Sow sweet peas outdoors (soak the seeds overnight to improve germination) and plant out those raised under cover.
Feed your pots and containers and brighten them up with cheery primroses, violas, pots of spring bulbs and spring heathers. Packing them densely in single colours makes for a stunning display.
Summer bedding is now available in the garden centres as young plants for you to grow on – much easier than growing from seed or cuttings.
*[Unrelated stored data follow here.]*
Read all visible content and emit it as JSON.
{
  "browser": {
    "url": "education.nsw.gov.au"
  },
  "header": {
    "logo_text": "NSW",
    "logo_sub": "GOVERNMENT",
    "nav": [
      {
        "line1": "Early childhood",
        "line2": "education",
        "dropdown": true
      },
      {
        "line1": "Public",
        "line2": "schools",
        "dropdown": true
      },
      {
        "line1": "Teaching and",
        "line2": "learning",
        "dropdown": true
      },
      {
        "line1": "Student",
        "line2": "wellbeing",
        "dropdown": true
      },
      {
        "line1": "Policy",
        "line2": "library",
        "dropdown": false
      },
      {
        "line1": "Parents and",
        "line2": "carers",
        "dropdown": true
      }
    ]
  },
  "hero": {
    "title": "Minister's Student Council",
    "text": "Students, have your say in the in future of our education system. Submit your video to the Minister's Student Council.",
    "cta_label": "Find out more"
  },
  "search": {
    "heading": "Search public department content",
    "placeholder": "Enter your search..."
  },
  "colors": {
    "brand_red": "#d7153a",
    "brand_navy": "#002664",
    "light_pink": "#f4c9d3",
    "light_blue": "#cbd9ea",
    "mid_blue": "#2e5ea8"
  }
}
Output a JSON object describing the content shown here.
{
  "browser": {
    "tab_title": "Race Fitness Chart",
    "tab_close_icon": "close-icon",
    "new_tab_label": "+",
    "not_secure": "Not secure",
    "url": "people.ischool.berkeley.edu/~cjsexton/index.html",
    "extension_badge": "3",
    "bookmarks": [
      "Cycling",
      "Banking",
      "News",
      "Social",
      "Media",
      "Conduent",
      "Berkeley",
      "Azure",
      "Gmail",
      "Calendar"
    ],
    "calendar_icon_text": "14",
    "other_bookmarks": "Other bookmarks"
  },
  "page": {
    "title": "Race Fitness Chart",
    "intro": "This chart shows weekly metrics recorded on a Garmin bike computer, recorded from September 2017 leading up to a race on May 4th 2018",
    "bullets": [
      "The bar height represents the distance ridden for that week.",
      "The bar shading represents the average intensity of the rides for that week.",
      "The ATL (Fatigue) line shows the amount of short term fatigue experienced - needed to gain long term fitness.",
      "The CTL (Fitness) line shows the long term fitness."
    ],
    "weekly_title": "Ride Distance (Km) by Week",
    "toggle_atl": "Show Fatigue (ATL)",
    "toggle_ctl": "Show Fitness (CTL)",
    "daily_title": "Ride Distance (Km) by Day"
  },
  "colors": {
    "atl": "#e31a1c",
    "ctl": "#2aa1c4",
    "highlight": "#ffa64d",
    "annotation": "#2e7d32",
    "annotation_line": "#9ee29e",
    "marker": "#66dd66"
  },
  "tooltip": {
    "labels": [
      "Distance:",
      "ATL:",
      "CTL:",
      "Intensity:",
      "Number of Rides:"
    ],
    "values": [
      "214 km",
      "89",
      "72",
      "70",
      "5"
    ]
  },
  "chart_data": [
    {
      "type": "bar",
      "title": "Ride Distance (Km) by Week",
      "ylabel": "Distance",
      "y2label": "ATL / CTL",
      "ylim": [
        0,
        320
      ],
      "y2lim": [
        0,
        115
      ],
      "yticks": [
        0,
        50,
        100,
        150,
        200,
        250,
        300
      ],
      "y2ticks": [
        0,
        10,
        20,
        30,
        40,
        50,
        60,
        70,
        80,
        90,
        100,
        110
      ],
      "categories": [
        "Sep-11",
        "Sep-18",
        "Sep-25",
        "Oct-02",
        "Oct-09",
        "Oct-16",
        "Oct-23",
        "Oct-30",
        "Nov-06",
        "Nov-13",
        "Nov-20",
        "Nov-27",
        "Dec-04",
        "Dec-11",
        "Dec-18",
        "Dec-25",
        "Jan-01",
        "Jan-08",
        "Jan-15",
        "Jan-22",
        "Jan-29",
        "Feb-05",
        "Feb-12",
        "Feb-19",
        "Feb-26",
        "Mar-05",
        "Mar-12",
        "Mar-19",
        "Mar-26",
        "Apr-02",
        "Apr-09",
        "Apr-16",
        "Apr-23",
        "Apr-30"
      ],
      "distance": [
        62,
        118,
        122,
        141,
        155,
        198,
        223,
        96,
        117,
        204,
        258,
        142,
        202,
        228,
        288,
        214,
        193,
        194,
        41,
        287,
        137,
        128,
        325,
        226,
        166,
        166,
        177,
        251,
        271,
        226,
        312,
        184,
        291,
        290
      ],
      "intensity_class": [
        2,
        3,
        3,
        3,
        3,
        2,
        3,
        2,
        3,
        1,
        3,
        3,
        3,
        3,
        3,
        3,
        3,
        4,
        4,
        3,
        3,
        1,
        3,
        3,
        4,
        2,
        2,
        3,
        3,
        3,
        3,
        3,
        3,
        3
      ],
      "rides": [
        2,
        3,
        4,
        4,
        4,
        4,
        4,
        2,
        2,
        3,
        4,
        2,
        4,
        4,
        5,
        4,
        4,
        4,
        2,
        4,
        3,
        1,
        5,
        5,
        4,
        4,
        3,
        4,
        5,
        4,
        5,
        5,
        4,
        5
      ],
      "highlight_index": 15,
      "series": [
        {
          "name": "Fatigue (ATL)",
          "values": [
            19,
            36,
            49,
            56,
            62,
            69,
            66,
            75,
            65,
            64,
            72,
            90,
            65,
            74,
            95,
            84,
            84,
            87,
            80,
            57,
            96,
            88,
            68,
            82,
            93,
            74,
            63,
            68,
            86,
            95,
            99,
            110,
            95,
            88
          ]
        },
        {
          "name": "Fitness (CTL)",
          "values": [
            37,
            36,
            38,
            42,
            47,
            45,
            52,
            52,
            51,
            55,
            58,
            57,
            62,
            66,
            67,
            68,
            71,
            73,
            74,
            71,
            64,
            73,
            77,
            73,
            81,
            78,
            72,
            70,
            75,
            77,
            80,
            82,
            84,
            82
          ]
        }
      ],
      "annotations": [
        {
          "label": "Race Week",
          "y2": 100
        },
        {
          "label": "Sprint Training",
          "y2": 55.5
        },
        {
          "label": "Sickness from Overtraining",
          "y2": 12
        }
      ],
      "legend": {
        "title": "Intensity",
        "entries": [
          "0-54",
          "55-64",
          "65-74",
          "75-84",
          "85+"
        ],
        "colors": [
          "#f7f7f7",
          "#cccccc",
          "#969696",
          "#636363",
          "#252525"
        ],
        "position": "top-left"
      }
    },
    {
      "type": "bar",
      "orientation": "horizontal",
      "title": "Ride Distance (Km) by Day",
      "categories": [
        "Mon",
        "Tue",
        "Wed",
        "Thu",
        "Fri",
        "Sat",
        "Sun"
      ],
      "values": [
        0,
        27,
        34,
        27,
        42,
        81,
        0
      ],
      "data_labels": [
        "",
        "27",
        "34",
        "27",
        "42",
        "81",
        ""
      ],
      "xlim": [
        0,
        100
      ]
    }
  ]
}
Remember though, do not be beguiled by the odd warm day – frost will wreak havoc with these plants unless protected and slowly hardened off.
Jobs to do in the garden for April
- Peas and broad beans
- Broccoli and radishes
- Brussels sprouts
- Rocket and lettuce
Sow under cover
Greenhouse / Poly-tunnel / windowsill
- Early salad crops such as rocket, from the greenhouse border
- Strawberries can be planted out now
- Hand pollinate peaches and nectarines
- Compost around the base of fruit trees
- Prune established shrubs such as forsythia and Ribes sanguineum.
- Camellias and rhododendrons can also be pruned hard.
- Apply a general fertilizer such as pelleted chicken manure to borders before mulching.
- Look out for the new supplies of herbaceous perennials in your local garden centres.
- Snap the seed heads off tulips and late daffodils as they finish flowering.
- Snowdrops can be divided now that they have finished flowering and before they die back for the year.
When buying plants from a nursery or garden centre, always check underneath the pot/tray for slugs and snails. Remove them before they devour your plants. A.B. Kittle
Bright pink forced rhubarb is now finding its way into the shops, so here’s a simple recipe for a great dessert. To serve 2 to 3 people you’ll need:- 300g of rhubarb stalks cut into short lengths, 2 blood oranges (one peeled and segmented, the other squeezed for its juice), about 1 dessert-spoon of golden caster sugar and a vanilla pod. Preheat your oven to 200-degree C (Gas mark 5). Put the rhubarb, orange segments and vanilla pod into an ovenproof dish. Pour over the orange juice and sprinkle with sugar. Cover tightly with foil and bake until the rhubarb is tender. Serve thoroughly chilled.